Pencitraan, inilah kata yang sering kita dengar belakangan ini. Hampir semua politisi melakukannya, kebanyakan dengan motif untuk menarik simpati para konstituen dan masyarakat umum. Sebenarnya hal ini sah-sah saja, mengingat terjun dalam bidang politik membutuhkan biaya yang besar sehingga segala cara akan digunakan untuk melanggengkan kekuasaan. Pencitraan sangat berhubungan dengan tujuan politisi tersebut, apa yang menjadi target ambisinya. Jika tujuannya adalah demi kesejahteraan masyarakat maka tidak perlu susah payah memoles diri sedemikian rupa, cukup dengan bekerja keras dan melayani masyarakat maka dia akan dikenang memiliki citra yang baik. Namun jika tujuannya adalah demi kekayaan dan kekuasaan semata, maka pencitraan hanya akan membuka kedok sebenarnya. Satu-persatu aib dan kepura-puraan akan terbuka, ini adalah hukum alam.

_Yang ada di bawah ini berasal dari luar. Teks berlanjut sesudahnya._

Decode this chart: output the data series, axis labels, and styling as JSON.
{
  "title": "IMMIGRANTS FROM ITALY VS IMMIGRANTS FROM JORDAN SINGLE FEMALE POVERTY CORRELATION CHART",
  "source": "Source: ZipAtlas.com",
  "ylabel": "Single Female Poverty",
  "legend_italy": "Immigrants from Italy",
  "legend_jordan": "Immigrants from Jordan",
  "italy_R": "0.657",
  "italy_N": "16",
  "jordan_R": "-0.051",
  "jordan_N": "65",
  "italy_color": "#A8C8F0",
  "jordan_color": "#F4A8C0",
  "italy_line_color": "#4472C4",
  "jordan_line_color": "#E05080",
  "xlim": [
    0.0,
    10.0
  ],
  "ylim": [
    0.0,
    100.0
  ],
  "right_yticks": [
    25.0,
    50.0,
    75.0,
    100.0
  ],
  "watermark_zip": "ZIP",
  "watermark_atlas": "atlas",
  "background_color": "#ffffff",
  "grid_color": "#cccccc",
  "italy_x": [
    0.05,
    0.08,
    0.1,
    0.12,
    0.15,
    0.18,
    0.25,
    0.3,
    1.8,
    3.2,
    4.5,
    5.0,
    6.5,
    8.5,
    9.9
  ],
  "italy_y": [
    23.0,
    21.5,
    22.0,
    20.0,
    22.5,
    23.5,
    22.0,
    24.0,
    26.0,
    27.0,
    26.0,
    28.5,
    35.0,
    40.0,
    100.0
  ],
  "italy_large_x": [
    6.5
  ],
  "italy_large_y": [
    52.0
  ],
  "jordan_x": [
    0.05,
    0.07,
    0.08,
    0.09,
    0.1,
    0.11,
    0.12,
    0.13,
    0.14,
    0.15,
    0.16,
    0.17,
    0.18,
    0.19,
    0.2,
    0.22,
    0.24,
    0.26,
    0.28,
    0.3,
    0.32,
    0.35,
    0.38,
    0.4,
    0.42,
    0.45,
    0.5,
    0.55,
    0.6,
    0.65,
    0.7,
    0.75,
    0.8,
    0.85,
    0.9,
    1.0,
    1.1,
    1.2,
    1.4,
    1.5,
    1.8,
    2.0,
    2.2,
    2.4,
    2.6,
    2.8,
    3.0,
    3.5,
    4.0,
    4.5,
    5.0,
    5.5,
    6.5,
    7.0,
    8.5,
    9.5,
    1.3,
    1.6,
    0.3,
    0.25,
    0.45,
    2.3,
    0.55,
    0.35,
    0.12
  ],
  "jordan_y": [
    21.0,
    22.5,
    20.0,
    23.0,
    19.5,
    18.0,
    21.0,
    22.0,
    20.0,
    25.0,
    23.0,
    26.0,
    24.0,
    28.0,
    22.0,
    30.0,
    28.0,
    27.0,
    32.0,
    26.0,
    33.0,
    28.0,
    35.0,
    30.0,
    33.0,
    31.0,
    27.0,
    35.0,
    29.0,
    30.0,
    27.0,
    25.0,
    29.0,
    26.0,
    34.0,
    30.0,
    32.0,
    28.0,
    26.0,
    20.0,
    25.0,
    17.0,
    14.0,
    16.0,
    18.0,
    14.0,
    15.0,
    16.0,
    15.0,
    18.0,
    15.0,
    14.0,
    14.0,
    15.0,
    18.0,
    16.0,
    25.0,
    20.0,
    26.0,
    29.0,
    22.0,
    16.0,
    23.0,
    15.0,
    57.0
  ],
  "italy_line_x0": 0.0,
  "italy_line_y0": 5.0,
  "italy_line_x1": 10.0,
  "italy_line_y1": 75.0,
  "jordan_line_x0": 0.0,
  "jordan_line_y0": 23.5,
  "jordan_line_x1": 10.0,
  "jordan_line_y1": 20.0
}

Sayangnya di negara tercinta kita ini, lebih banyak politisi yang melakukan pencitraan demi kekayaan dan kekuasaan. Saat kampanye blusukan kesana-kemari meminta dukungan, membawa janji manis yang melenakan masyarakat. Dan setelah terpilih, biasanya lupa diri, berubah menjadi orang yang tidak menepati janji, arogan, sombong dan pamer kuasa. Sungguh masyarakat tidak bodoh, mereka diam bukan berarti lemah, tapi karena kesabaran dan mereka pasti akan menghukum politisi seperti ini dengan jalan tidak memilihnya kembali.
Pencitraan dalam politik boleh saja dilakukan, asal dengan niat tulus untuk mengabdi kepada masyarakat. Tapi lebih baik menjadi diri sendiri, karena waktu akan menjawab siapa diri kita sebenarnya, sebab manusia tidak akan pernah sanggup bersandiwara seumur hidup.